В нем зрела, в спелый плод превращалась мысль о том, что надо остановиться, передохнуть хотя бы секунду, прилечь на снег, но он гнал эту мысль прочь, подальше от себя, ибо понимал — стоит только остановиться, сделать перекур, лечь на землю — и тогда намертво примерзнешь к этой земле. Не потому ли в нем ясным зернышком заблистала мысль о том, что Алик с Петром Никитичем должны уже катить сюда на пароустановке, скоро они будут здесь, надо только выстоять до их приезда, продержаться во что бы то ни стало и тогда они будут спасены. Спасены!
Он попытался сквозь визг снега под ногами уловить далекий шум мотора, но сколько ни прислушивался — не уловил. Закусил нижнюю губу зубами, вышиб из нее струйку крови, неслышно стекшую на подбородок, просипел едва приметно, неожиданно для себя, подневольное, видать, и сейчас, в тяжелую минуту, вертевшееся на языке:
— Лю-ю… Лю-ю-б-б-б…
А Любка Витюкова сидела в это время одна-одинешенька в «диогеновой бочке». Вдруг что-то высверкнуло перед ней тонюсеньким, обжигающим глаза пламеньком и тут же пропало, будто ничего и не было. Она вгляделась в дверь балка, обшарила глазами стенки — ничего нет. Раздалось, правда, что-то неясное, то ли шепот, то ли сипенье — вроде бы кто ее имя силился произнести, но она не уверена была — явь это или же почудилось, как чудится голос призрака. А может, в мозгу отпечаталось и прозвучало собственное имя, как, в общем-то, часто и бывает.
Но все равно непонятно — был яркий пламенек или не был, был голос или нет, — если и было все это, то пропало… Но смутная тревога все же поселилась в ней, опалила грудь изнутри — видно, ощущала что-то Любка Витюкова чутким бабьим сердцем своим, видно, совсем рядом пронесся, разрезая воздух на ломти, голос беды. Она вытянулась в струнку, прислушиваясь к бою сердца, плеску крови в жилах, понимая и не понимая одновременно, что же происходит.
Неожиданно дверь растворилась без скрипа, без стука, будто смазанная медвежьим таежным салом, и на пороге появился Ростовцев, высокий, необычно нарядный, в костюме, выглядывающем из-под дубленки, в белой сорочке — нежном нейлоне, без галстука. В распахе сорочки виднелся шелковый шарфик, здорово идущий к лицу Ростовцева, превращающий его прямо-таки в киногероя. Видно, это Ростовцев знал, раз нарядился так.

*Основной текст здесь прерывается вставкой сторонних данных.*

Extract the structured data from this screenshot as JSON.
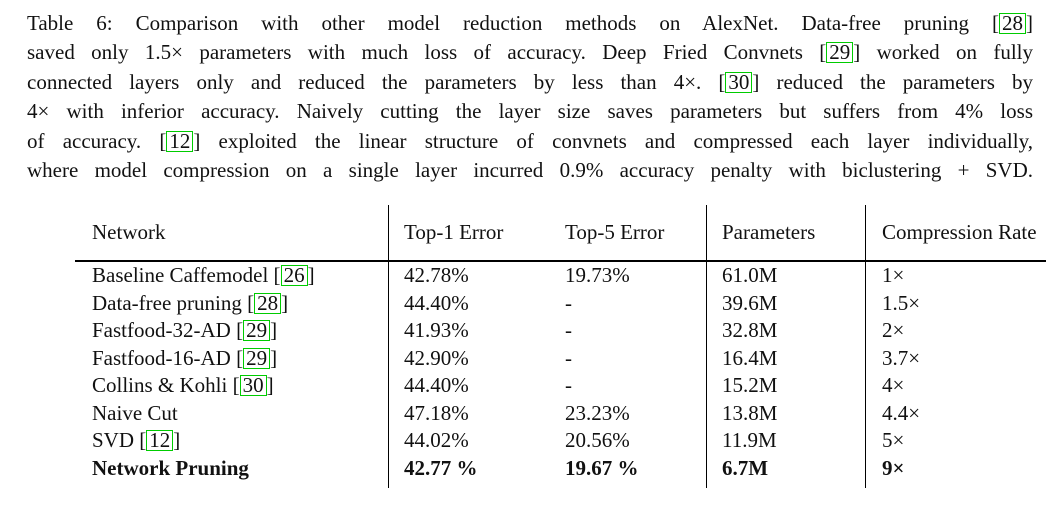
{
  "colors": {
    "citation_box": "#00cc00",
    "ink": "#111111",
    "rule": "#000000"
  },
  "caption": {
    "lines": [
      {
        "segments": [
          {
            "text": "Table 6: Comparison with other model reduction methods on AlexNet. Data-free pruning ["
          },
          {
            "cite": "28"
          },
          {
            "text": "]"
          }
        ]
      },
      {
        "segments": [
          {
            "text": "saved only 1.5× parameters with much loss of accuracy. Deep Fried Convnets ["
          },
          {
            "cite": "29"
          },
          {
            "text": "] worked on fully"
          }
        ]
      },
      {
        "segments": [
          {
            "text": "connected layers only and reduced the parameters by less than 4×. ["
          },
          {
            "cite": "30"
          },
          {
            "text": "] reduced the parameters by"
          }
        ]
      },
      {
        "segments": [
          {
            "text": "4× with inferior accuracy. Naively cutting the layer size saves parameters but suffers from 4% loss"
          }
        ]
      },
      {
        "segments": [
          {
            "text": "of accuracy. ["
          },
          {
            "cite": "12"
          },
          {
            "text": "] exploited the linear structure of convnets and compressed each layer individually,"
          }
        ]
      },
      {
        "segments": [
          {
            "text": "where model compression on a single layer incurred 0.9% accuracy penalty with biclustering + SVD."
          }
        ]
      }
    ]
  },
  "table": {
    "columns": [
      {
        "key": "network",
        "label": "Network"
      },
      {
        "key": "top1-error",
        "label": "Top-1 Error"
      },
      {
        "key": "top5-error",
        "label": "Top-5 Error"
      },
      {
        "key": "parameters",
        "label": "Parameters"
      },
      {
        "key": "compression-rate",
        "label": "Compression Rate"
      }
    ],
    "rows": [
      {
        "name": "Baseline Caffemodel",
        "cite": "26",
        "top1": "42.78%",
        "top5": "19.73%",
        "params": "61.0M",
        "rate": "1×",
        "bold": false
      },
      {
        "name": "Data-free pruning",
        "cite": "28",
        "top1": "44.40%",
        "top5": "-",
        "params": "39.6M",
        "rate": "1.5×",
        "bold": false
      },
      {
        "name": "Fastfood-32-AD",
        "cite": "29",
        "top1": "41.93%",
        "top5": "-",
        "params": "32.8M",
        "rate": "2×",
        "bold": false
      },
      {
        "name": "Fastfood-16-AD",
        "cite": "29",
        "top1": "42.90%",
        "top5": "-",
        "params": "16.4M",
        "rate": "3.7×",
        "bold": false
      },
      {
        "name": "Collins & Kohli",
        "cite": "30",
        "top1": "44.40%",
        "top5": "-",
        "params": "15.2M",
        "rate": "4×",
        "bold": false
      },
      {
        "name": "Naive Cut",
        "cite": null,
        "top1": "47.18%",
        "top5": "23.23%",
        "params": "13.8M",
        "rate": "4.4×",
        "bold": false
      },
      {
        "name": "SVD",
        "cite": "12",
        "top1": "44.02%",
        "top5": "20.56%",
        "params": "11.9M",
        "rate": "5×",
        "bold": false
      },
      {
        "name": "Network Pruning",
        "cite": null,
        "top1": "42.77 %",
        "top5": "19.67 %",
        "params": "6.7M",
        "rate": "9×",
        "bold": true
      }
    ]
  }
}
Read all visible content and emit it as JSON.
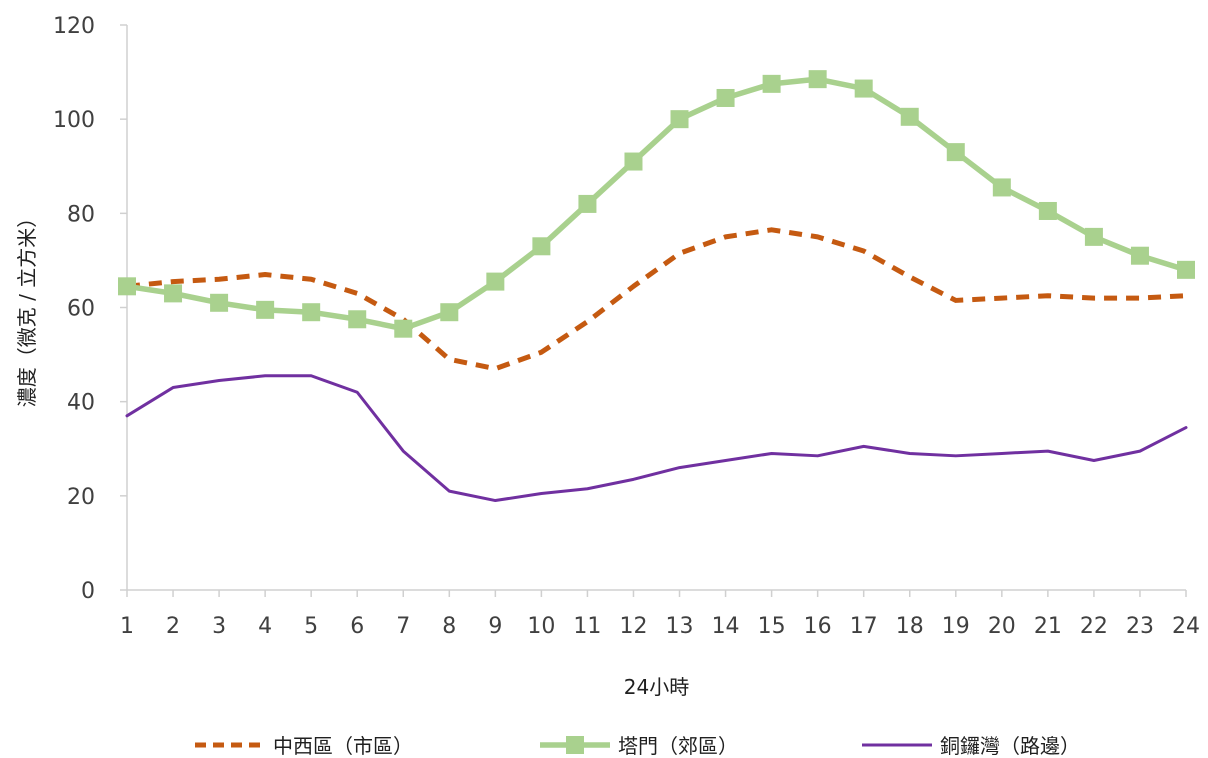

«С чего бы такой наряд? Для бала, что ли? Или парадный костюм по случаю актированных дней?» — хотела спросить Любка, но не спросила. Молча глядела на Ростовцева.
Тот деловито шагнул в комнату, плотно, без шума, прикрыл за собою дверь.
«Зачем?» — опять хотела спросить Любка, но не спросила, оглянулась беспомощно, словно пыталась найти в балке еще кого-нибудь, диспетчершу Аню, что ли, — но в балке, кроме них двоих, никого не было. Сухой жар ударил в лицо. В ней оторвалось сердце, и Любка, удерживая его, пригнулась резко, накрыла грудной клеткой, будто мотылька, вздохнула протяжно, загнанно.
— Ну что, Ростовцев? — спросила она.
— А-а, все суетимся, суетимся, не зная, куда идем, — сказал Ростовцев, садясь рядом с него на койку. Стянул с себя дубленку, положил рядом. — Неинтересно и сложно жить человеку, у которого все заранее расписано, все запрограммировано, все он знает: и когда ему завтракать, и когда пойти в кино, когда к теще в гости, что ему съесть на обед и что на ужин, какого сорта мыло купить ему в магазине…
— Ростовцев, эта философия больше для городского пижона подходит. Мы же в тайге живем.
— …И какого цвета галстук надеть к серому или коричневому костюму, — не слушая ее, продолжал Ростовцев, — знает, что делать сегодня, завтра, послезавтра, через неделю, через месяц. Сдохнуть можно от такой запрограммированности. Куда интереснее жить человеку, который совершает неожиданные, даже необдуманные поступки. Такой человек имеет куда больше радостей, чем человек запрограммированный.
— Да ну?
— Вот я сейчас и хочу совершить необдуманный, неожиданный, незапрограммированный поступок. Поступок на три «н».
— Какой же? — спросила Любка машинально, почему-то убеждаясь в мысли, что тревога, несколько минут назад буквально смявшая ее, была связана с приходом Ростовцева. Она, видно, чувствовала, что Ростовцев шел сюда к ней. И она знает теперь, зачем он пришел сюда.
— А вот такой, — сказал Ростовцев и наклонился над Любкой. Она ощутила слабый запах одеколона, еще едва приметный дух пряного табака — видно, Ростовцев предпочитал после бритья употреблять хороший «табачный» одеколон, так называемый мужской. Разглядела какие-то ликующие огоньки, пляшущие в его глазах, жадный цепкий рот. Уперлась руками в его грудь.
— Не сходи с ума, Ростовцев, народ же кругом.
— Народа нет, народ безмолвствует, — усмехнувшись, произнес Ростовцев с пафосом, — народ сидит сейчас в красном уголке и смотрит ошеломляющую картину с погоней, стрельбой и убийствами. И никто сюда не войдет, пока главного героя не ухлопают и картина не кончится.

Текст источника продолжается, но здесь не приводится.